In this age where vitriol is worth more political capital than sound policy, it is the rare issue that enjoys bipartisan support. Criminal justice is one such issue. The state of our criminal justice system is simply so bad, the political climate for change so good, that it would be an epic desertion of our civic duties -- and of the pressure we as voters possess -- to let the 2016 election slip by without electoral promises of far-reaching reform.

Which is why criminal justice must be a key issue for 2016 voters.

As Congressman Jim Sensenbrenner recently wrote, the rational voter needs little persuasion: For the past 30 years, our federal prison population has quadrupled -- from a 1980 population of 500,000 inmates to more than 2.3 million incarcerated human beings today. Over that same period, prison spending has surged by almost 600 percent. We waste 25 percent of the Justice Department's budget on the nation's bloated penal machinery. Imagine where else that 25 percent could go -- to roads and railroads, to schools and healthcare, to the improvement rather than the degradation of human life.

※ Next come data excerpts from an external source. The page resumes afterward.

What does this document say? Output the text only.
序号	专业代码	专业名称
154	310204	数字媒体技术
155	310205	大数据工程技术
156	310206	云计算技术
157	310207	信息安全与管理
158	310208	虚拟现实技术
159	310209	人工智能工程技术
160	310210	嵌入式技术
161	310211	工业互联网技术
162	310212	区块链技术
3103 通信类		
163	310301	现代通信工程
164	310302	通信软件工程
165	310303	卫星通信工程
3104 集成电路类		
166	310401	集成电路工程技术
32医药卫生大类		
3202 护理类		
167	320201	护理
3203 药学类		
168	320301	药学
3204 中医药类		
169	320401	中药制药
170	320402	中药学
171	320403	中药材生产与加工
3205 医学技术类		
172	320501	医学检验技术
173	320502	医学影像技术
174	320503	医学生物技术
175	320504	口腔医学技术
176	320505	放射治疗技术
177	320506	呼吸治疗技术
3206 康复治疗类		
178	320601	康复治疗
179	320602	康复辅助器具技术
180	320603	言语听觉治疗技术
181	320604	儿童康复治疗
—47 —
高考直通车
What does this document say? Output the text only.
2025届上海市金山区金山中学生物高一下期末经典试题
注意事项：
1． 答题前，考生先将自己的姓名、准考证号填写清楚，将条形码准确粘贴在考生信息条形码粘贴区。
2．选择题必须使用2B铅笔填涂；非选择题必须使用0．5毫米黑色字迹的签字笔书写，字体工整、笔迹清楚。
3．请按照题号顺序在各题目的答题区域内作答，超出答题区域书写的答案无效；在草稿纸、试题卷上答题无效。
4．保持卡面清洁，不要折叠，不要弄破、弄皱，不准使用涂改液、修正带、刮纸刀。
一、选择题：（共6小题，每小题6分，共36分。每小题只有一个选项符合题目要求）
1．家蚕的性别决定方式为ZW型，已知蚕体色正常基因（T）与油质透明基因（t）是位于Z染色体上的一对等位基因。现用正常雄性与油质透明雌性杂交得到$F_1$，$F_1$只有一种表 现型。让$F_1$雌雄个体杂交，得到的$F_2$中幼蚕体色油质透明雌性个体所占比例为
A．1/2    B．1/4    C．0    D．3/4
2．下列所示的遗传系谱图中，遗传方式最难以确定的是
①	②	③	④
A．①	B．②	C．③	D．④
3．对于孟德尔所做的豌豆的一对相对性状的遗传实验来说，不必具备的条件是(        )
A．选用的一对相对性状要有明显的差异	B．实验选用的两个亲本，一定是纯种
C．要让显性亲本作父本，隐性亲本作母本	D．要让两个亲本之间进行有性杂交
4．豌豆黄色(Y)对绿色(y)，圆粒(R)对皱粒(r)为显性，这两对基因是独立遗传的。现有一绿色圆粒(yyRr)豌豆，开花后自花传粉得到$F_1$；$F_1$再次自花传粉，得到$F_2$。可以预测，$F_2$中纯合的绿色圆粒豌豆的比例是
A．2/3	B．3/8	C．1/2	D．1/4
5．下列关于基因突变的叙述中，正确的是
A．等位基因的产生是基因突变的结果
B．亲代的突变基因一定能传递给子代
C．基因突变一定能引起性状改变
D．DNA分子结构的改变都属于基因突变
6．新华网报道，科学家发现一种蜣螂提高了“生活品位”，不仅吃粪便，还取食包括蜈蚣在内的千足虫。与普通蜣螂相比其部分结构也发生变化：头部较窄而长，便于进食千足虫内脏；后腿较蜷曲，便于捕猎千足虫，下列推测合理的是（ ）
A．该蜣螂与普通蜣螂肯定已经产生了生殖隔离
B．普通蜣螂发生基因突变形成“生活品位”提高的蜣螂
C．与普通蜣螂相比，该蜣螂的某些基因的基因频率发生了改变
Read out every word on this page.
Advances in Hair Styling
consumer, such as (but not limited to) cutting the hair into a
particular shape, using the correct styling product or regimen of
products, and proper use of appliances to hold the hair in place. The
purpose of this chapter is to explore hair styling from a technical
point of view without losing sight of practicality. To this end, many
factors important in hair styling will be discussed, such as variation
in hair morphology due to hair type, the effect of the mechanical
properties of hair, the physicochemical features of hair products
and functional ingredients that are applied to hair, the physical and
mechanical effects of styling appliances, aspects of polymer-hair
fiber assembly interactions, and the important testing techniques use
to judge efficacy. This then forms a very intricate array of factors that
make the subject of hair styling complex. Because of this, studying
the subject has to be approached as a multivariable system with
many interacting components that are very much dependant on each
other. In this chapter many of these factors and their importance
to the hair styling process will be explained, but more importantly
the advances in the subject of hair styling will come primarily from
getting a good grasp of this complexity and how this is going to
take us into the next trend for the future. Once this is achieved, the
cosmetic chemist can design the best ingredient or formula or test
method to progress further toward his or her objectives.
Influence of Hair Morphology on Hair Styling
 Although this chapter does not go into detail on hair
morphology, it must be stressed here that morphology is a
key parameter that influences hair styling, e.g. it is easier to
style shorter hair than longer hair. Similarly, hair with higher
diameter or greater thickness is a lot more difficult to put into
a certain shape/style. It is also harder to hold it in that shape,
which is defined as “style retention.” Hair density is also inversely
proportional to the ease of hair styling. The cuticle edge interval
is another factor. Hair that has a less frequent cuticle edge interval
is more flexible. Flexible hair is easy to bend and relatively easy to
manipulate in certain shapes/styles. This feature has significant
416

But no. That 25 percent is instead flowing to the building and maintenance of glorified cages. And the wretched inhabitants of these pens are habitually imprisoned for nothing more than possessing the wrong sort of plant. Or for other victimless crimes, too often "wrongs" that are anything but what a criminal justice theorist would call malum in se, what the rest of us would call "bad."

Any 2016 contender that skims over criminal justice reform is a subpar candidate. Period. Because the topic is about more than criminality; it touches everything from the economy to the personal and family lives of millions of Americans. Reform can drag our country up, finally, to the standards that other industrialized nations have been meeting for decades now, in the process lessening the suffering of millions of our fellows.

In light of the first Republican primary debate, we must demand candidates outline their plans -- their detailed plans -- for criminal justice reform. At the very least, these blueprints should include the further decriminalization of petty drug offenses; hopefully (I won't hold my breath), these plans will include an end to the prison-industrial complex, that disgusting industry that profits from black pits of human pain, suffering, and misery.

Because we deserve a criminal justice system that reflects our country's values -- harshness, yes, but also forgiveness; rugged individuality, of course, but also a fighting chance for paroled inmates and for those who've served their time; and, finally, proportional punishments that don't steal decades of a young person's life for petty drug offenses.

Our country's ideals are better, far better, than the reality of our current criminal justice system. Let's drag our reality up to our ideals.

And let's lay the groundwork in 2016.